= 2009 Shaanxi dog-free zone =

Chinese dog ownership

The 2009 Shaanxi dog-free zone is a goal by the government of Shaanxi Province in north central People's Republic of China (PRC) to begin killing large number of dogs as part of a campaign to stop the spread of rabies in the region via stray dogs attacking humans.

==History==
In 2006 a similar destruction of 50,000 dogs in Mouding county, Yunnan Province in south central China occurred after three deaths from rabies. This was followed a couple of weeks later by another widespread culling in Jining, Shandong province in western China after 16 people died from rabies. China uses both the compulsory vaccination and registration of pets and the killing of strays as instruments in rabies control. Dogs, except in cages for sale as meat, are not allowed in a number of urban areas and strays are killed. World Health Organization reports attribute some part of a rise in rabies in China in the 1980s to the reform and opening up which saw an increase in dog populations in rural areas, and later in the 1990s to an increase in the demand for dog meat and to problems with rabies vaccine quality. The 1980s increase was dealt with primarily with a large-scale vaccination campaign in rural areas where dog rabies is endemic, but some dog slaughters also took place. Outbreaks in Beijing in the early to mid-1990s were also dealt with by ordering strike teams to capture and kill dogs, including pets, making this 2006 governmental killing of dogs a single incident among a number of similar mass killings. The World Health Organization also recommends a ban on bringing dog meat from rural to urban areas.

==Goal==
In 2009 Yang County is striving to be the first county nationally in the PRC to have no dogs. The government ordered all dogs within a radius range of 3206 square kilometres to be killed, including registered and vaccinated dogs.
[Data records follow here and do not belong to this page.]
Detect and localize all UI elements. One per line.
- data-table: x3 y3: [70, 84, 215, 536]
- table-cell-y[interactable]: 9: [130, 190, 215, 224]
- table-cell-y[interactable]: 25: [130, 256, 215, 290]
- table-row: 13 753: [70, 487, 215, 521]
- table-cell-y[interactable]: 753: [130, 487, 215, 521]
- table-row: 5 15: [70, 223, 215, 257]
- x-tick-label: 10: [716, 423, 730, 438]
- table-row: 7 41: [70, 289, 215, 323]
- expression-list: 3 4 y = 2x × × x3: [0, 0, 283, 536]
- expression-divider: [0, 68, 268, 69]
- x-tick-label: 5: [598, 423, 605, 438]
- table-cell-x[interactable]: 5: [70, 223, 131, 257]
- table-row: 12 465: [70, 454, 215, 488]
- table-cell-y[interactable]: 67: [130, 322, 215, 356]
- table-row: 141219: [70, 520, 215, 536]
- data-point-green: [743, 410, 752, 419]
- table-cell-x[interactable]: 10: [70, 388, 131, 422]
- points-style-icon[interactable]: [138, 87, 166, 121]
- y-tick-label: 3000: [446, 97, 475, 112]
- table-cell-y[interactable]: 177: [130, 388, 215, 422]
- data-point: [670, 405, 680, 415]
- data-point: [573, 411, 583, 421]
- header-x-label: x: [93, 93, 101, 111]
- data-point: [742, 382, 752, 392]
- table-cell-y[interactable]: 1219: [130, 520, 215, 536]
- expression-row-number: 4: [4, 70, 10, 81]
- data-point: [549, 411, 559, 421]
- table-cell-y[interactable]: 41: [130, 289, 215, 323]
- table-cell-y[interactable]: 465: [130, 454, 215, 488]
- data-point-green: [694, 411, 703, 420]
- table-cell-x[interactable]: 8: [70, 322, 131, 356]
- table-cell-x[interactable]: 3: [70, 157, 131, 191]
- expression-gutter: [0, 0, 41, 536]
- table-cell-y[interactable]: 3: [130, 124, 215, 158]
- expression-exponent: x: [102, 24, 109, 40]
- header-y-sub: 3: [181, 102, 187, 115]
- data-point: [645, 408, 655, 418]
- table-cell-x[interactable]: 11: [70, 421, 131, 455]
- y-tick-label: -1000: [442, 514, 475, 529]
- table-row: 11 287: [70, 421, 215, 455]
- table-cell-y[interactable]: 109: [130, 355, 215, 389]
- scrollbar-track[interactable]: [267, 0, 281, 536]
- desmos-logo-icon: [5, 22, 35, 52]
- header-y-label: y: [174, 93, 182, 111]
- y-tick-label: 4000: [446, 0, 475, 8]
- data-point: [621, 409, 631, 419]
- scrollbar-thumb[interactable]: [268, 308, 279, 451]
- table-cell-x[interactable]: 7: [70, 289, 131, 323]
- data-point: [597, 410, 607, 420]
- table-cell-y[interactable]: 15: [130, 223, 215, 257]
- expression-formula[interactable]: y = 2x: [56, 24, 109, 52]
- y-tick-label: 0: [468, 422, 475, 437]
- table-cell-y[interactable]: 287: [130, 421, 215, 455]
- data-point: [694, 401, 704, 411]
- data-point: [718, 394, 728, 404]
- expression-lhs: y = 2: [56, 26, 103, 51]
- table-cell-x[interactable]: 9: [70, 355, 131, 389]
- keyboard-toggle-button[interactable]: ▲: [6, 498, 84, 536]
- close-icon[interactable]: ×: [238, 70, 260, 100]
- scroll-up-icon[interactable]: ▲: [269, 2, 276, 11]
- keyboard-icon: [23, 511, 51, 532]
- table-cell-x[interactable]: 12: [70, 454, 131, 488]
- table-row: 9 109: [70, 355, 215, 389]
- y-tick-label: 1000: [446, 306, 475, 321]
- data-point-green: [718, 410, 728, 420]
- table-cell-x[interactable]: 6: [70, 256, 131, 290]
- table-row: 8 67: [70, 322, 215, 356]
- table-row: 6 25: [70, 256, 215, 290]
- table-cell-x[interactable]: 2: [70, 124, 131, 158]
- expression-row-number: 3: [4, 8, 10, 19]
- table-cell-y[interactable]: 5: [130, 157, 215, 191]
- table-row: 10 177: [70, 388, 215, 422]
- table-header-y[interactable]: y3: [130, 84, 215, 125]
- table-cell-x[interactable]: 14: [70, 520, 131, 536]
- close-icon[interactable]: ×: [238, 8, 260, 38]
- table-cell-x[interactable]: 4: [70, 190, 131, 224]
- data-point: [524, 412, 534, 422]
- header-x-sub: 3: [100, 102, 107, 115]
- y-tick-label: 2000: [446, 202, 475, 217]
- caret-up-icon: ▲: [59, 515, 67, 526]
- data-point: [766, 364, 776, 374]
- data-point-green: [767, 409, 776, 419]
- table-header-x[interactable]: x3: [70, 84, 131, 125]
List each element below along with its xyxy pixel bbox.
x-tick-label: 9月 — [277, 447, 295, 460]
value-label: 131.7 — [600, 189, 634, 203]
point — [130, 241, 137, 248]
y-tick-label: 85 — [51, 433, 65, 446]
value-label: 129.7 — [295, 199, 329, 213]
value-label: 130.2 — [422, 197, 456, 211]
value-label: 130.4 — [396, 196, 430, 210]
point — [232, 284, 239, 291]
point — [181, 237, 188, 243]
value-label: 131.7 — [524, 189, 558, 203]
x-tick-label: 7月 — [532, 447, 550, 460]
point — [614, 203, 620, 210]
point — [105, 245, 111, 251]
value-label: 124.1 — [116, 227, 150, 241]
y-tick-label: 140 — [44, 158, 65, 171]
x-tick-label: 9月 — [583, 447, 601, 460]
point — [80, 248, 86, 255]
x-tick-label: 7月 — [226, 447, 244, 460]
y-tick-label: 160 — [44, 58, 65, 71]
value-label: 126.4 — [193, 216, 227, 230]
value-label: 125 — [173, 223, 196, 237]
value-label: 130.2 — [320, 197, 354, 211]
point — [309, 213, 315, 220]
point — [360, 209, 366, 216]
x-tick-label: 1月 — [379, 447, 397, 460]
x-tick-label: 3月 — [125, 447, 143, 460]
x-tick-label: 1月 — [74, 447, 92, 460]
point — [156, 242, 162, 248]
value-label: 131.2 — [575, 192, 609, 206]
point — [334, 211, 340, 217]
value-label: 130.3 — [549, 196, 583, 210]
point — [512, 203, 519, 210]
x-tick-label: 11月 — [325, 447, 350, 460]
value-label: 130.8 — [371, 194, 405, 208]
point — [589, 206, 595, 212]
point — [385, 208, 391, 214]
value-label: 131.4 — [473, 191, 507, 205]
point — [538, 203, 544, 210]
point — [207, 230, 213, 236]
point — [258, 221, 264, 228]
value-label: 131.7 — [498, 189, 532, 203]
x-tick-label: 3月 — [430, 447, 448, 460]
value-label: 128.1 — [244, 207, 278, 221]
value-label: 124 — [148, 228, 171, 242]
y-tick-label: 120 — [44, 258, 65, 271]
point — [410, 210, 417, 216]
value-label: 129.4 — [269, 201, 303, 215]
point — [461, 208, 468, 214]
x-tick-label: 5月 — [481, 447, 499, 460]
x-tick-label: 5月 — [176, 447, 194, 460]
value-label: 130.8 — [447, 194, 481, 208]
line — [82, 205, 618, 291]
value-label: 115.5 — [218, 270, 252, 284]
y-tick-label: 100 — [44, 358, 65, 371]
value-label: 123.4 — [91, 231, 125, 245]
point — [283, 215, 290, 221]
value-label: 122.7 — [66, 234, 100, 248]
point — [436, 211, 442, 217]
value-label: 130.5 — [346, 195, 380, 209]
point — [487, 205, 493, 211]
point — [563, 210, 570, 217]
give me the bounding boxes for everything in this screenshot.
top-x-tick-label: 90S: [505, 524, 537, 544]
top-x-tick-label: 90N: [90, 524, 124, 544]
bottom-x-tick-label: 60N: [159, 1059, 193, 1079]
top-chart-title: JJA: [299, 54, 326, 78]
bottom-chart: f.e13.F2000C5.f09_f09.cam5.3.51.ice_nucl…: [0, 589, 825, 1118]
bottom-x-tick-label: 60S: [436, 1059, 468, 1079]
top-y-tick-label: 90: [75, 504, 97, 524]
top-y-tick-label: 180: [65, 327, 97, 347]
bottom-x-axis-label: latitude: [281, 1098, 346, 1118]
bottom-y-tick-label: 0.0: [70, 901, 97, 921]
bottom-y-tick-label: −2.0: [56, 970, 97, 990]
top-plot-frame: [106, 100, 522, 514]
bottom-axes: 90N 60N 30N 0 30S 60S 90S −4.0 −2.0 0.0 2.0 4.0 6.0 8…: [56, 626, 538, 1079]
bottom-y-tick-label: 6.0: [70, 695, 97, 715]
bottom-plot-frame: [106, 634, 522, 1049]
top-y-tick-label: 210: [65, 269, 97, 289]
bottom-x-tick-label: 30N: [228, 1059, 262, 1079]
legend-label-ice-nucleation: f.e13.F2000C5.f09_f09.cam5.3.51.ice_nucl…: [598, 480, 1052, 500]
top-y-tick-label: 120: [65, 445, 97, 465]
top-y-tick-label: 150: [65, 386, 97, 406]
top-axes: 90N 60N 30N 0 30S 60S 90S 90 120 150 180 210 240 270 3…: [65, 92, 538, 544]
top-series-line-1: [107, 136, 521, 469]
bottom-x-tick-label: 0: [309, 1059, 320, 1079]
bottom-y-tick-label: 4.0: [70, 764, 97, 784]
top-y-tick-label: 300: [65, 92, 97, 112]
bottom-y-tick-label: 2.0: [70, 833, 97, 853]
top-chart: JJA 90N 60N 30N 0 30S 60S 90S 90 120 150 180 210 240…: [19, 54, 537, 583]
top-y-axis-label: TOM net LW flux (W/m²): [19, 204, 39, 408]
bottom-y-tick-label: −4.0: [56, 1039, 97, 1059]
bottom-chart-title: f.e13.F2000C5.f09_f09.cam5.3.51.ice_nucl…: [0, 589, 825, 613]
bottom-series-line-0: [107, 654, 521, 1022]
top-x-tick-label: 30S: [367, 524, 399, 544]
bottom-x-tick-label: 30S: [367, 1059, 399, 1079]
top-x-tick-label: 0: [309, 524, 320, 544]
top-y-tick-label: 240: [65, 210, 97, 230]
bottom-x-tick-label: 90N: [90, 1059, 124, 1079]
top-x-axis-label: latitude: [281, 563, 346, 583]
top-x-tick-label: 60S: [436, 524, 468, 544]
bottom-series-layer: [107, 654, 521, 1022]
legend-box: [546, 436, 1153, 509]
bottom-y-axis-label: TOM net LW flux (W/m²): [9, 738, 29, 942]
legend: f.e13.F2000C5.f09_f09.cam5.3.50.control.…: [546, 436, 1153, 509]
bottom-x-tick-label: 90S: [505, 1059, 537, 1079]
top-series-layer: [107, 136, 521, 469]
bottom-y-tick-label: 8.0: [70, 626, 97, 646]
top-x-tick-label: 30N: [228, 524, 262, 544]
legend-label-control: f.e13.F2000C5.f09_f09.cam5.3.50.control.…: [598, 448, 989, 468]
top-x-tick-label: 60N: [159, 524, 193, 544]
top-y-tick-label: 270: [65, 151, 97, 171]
In a statement to China Daily, Dang Zhengqing stated this was the only way they could stop the spread of rabies.

==Preventive measures==
People who are already pet owners were advised to register their dogs and vaccinate them. These vaccinations were offered for free. Stray and wild dogs within the region were also put down by the government. It was reported that over 20,000 dogs had been killed in the city of Hanzhong alone. Free leashes were also provided to allow citizens to control their dogs.